Abrazados, respirando la esencia del otro, habíamos pasado la tarde besándonos con esa pasión que destilábamos por cada poro.
Sumergidos en nuestras miradas y con los labios enrojecidos, pendíamos suspendidos en el tiempo, ajenos a los sonidos de la ciudad que respiraba allá abajo, en la hondonada que se extendía al pie del Parque Autóctono. Córdoba existía y hervía a borbotones de luces y sonidos a medida que la noche caía sobre sus techos, calles y avenidas. Al reparo de un jacarandá cómplice, desde donde podíamos apreciar el espectáculo, le volvíamos la espalda, indiferentes a ese mundo de realidad para sumergirnos en el excitante descubrimiento de cada rasgo en el rostro del otro.

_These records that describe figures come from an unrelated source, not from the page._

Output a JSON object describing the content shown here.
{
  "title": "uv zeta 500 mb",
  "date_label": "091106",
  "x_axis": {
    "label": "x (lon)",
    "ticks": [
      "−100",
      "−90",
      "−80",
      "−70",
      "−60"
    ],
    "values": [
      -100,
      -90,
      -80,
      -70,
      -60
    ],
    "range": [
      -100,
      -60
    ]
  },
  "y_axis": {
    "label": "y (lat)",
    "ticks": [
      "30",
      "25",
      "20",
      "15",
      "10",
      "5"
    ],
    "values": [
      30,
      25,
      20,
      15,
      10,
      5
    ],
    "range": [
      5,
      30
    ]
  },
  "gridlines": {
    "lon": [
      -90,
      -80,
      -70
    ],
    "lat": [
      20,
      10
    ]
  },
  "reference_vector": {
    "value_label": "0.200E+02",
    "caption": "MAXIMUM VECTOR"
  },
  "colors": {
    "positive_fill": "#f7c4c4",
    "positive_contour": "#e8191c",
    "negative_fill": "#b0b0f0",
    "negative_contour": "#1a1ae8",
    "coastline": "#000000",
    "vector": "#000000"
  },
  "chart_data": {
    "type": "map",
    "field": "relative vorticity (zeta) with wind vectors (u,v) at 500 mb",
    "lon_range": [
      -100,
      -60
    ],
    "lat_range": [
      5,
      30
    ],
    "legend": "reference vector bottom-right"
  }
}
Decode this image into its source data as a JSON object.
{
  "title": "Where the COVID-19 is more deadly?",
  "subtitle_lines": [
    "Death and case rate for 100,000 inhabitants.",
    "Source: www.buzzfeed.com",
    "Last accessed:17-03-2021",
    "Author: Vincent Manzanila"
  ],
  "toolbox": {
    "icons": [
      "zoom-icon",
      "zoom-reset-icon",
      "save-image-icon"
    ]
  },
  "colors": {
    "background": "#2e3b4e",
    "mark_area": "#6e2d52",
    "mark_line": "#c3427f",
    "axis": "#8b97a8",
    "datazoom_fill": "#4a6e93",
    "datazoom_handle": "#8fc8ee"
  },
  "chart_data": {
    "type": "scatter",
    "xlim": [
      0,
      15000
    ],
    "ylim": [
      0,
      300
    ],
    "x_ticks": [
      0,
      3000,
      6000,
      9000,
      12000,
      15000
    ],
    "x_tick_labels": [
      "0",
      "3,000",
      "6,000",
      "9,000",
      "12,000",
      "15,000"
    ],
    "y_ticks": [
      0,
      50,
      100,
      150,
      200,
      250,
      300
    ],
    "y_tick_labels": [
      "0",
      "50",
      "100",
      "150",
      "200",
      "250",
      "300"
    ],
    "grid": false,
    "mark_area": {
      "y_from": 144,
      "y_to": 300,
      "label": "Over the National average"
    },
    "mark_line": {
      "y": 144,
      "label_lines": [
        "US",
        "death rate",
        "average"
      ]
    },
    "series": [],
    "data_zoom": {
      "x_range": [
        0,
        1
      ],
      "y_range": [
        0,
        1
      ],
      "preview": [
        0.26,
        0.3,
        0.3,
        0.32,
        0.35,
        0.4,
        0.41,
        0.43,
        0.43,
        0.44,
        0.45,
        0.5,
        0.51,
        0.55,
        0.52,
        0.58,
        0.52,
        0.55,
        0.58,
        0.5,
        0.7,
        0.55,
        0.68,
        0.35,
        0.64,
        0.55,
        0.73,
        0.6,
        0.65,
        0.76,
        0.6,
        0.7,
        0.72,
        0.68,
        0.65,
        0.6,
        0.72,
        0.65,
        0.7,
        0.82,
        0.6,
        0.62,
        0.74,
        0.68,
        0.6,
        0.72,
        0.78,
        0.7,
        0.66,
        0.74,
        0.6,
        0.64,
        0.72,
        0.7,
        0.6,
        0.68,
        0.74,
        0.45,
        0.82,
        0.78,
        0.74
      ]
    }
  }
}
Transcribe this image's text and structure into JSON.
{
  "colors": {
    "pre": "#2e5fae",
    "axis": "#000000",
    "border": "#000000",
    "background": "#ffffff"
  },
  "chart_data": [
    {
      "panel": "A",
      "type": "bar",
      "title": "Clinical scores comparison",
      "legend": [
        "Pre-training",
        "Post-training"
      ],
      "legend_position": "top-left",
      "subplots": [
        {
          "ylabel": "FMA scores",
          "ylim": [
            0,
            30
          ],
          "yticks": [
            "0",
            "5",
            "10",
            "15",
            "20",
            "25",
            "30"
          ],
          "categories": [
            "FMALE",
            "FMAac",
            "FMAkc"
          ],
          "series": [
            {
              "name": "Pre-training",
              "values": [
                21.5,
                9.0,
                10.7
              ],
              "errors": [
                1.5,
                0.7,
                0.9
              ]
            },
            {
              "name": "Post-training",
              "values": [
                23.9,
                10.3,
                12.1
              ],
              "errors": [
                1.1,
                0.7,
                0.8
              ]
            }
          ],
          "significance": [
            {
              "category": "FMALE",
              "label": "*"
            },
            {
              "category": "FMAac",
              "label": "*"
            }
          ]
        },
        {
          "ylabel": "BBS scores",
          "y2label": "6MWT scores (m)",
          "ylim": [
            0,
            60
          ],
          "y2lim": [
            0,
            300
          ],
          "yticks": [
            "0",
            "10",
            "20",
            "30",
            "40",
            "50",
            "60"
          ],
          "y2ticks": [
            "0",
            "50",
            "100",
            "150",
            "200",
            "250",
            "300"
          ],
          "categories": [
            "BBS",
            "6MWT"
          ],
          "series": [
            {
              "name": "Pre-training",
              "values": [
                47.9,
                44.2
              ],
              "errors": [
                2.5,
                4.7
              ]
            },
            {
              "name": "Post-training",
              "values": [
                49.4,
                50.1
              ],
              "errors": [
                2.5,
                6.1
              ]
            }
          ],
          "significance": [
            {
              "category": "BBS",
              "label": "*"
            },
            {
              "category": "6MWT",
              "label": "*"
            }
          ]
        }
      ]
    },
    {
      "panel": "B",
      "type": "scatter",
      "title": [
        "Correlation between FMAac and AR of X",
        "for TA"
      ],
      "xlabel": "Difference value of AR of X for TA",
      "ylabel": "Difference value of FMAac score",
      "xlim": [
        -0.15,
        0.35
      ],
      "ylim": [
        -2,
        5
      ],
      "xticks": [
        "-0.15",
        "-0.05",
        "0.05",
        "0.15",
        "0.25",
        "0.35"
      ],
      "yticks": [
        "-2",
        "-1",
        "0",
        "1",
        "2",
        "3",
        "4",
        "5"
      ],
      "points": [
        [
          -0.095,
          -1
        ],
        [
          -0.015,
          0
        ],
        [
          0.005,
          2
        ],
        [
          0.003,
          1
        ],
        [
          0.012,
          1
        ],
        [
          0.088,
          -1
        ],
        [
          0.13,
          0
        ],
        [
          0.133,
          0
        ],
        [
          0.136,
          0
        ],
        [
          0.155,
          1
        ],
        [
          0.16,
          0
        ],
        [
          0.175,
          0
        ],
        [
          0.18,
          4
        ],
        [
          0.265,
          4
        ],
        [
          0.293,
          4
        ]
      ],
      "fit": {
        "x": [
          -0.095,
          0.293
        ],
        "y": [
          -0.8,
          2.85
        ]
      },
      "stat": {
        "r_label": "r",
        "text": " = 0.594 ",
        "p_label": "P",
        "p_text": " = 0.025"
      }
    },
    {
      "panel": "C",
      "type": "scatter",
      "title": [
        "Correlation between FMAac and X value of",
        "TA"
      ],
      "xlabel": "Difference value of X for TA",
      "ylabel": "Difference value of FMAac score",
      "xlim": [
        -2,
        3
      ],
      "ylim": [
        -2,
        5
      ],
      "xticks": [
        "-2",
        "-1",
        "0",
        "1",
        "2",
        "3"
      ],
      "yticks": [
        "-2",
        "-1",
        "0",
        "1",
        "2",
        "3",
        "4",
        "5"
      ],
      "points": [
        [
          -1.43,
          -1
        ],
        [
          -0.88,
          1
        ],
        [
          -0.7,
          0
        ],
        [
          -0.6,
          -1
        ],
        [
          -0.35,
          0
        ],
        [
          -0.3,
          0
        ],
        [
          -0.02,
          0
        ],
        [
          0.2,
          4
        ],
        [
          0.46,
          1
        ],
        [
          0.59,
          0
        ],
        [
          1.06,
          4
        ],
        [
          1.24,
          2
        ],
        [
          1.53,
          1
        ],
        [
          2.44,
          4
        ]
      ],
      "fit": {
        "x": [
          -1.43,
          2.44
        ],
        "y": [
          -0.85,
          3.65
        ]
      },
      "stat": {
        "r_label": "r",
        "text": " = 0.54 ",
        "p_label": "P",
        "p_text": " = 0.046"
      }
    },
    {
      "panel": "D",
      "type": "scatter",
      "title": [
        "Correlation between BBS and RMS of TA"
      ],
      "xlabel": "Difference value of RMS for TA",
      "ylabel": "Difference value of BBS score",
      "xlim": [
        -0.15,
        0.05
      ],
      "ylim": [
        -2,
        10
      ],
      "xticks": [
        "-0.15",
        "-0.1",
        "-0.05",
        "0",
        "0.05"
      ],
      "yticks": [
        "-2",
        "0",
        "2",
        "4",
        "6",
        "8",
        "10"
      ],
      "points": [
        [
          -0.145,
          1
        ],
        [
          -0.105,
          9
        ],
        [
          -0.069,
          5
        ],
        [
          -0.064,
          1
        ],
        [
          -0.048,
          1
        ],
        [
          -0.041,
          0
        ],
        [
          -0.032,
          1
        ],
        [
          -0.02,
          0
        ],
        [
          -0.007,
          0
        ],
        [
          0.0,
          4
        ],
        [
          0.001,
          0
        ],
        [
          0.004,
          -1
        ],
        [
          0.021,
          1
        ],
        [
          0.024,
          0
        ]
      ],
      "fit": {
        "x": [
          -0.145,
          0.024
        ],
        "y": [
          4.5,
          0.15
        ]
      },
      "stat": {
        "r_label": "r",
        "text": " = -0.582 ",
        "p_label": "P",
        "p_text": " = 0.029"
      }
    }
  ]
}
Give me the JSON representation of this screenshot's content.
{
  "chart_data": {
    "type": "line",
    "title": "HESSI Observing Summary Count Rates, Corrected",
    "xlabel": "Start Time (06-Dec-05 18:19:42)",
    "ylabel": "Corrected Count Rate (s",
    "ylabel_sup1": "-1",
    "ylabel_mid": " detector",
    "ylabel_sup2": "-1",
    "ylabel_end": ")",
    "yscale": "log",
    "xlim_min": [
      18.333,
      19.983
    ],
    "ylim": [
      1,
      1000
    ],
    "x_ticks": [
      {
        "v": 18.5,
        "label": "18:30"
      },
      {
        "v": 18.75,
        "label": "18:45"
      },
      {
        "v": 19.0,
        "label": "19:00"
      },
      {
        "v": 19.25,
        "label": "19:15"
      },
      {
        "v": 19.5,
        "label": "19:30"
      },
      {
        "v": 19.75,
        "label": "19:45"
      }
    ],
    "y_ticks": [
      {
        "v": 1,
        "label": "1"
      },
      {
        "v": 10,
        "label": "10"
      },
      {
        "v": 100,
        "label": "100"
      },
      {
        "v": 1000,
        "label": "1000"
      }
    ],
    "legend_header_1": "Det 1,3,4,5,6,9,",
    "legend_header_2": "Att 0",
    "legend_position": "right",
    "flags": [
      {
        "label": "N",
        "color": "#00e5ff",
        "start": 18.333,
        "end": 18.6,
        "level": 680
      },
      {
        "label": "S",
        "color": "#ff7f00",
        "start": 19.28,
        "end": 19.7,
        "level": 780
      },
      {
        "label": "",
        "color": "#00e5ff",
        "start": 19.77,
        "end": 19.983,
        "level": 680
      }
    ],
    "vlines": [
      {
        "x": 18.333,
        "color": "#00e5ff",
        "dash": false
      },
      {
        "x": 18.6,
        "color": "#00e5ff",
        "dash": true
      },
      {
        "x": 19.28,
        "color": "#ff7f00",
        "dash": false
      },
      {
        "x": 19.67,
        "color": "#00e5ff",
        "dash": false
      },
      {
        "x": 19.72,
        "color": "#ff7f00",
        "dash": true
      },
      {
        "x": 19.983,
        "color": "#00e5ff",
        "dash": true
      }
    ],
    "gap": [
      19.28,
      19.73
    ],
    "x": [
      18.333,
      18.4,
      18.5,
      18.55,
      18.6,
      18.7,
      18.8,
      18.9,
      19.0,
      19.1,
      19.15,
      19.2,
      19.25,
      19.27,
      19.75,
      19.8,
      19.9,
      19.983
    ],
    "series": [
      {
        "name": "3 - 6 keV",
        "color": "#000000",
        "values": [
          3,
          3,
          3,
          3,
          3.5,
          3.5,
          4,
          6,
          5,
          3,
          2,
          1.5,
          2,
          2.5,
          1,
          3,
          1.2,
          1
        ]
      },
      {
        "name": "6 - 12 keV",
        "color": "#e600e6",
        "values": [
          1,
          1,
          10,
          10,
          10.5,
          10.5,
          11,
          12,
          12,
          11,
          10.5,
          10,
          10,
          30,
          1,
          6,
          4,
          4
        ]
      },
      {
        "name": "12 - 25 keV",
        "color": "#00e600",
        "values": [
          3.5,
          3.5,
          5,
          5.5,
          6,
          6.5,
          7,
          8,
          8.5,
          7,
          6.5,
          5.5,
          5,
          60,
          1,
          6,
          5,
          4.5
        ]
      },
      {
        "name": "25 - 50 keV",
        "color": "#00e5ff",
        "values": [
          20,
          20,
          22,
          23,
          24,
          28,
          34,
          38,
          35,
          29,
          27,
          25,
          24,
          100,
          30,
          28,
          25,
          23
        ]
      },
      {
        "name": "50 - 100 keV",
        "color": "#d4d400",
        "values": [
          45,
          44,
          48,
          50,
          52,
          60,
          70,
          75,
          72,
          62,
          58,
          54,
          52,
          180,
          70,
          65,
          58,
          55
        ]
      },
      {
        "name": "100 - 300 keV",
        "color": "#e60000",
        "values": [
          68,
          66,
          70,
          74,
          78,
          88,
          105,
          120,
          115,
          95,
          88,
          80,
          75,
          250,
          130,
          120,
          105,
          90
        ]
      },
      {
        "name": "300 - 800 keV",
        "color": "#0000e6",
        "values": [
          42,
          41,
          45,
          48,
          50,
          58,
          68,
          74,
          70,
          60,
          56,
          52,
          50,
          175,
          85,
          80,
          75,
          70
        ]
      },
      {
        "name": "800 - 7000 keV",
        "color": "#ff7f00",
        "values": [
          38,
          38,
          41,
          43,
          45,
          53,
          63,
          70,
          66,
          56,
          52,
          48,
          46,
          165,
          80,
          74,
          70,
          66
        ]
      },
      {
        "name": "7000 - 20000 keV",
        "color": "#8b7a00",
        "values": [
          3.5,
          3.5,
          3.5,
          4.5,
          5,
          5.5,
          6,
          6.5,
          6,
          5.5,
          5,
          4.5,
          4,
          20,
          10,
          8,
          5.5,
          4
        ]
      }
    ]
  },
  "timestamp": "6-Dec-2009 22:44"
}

Quise apoderarme de ese momento y eché a volar las únicas palabras que se me vinieron a la boca, en un natural intento por perpetuar la felicidad, sabiendo que jugaba sobre seguro, tras tres años de un noviazgo en el que no había transcurrido un solo día sin vernos.
- “¿Me vas a querer toda la vida?”
- … “No sé…”
- “…”
La angustia inicial demoró minutos, horas o días en diluirse (no tengo certezas) y mientras eso sucedía, -lentamente intuyo- fui develando la fotografía de lo que había tenido lugar. El proceso fue doloroso, pero fascinante y se me antojó como el armado de esos rompecabezas en los que las piezas convexas encastran en las cóncavas.
Mi bohemia y extrema tendencia a volar y dejarme llevar en sueños de ideales, contrarrestando la fuerza centrípeta que la lleva por instinto a vivir con las raíces bien hundidas en la tierra, nutriéndose de un sentido común que nunca duerme. Dos fuerzas en permanente tensión que sólo así logran el equilibrio.
Comprendí que para que ambos voláramos alto, debíamos tomar carrera desde la Tierra... y así lo hicimos.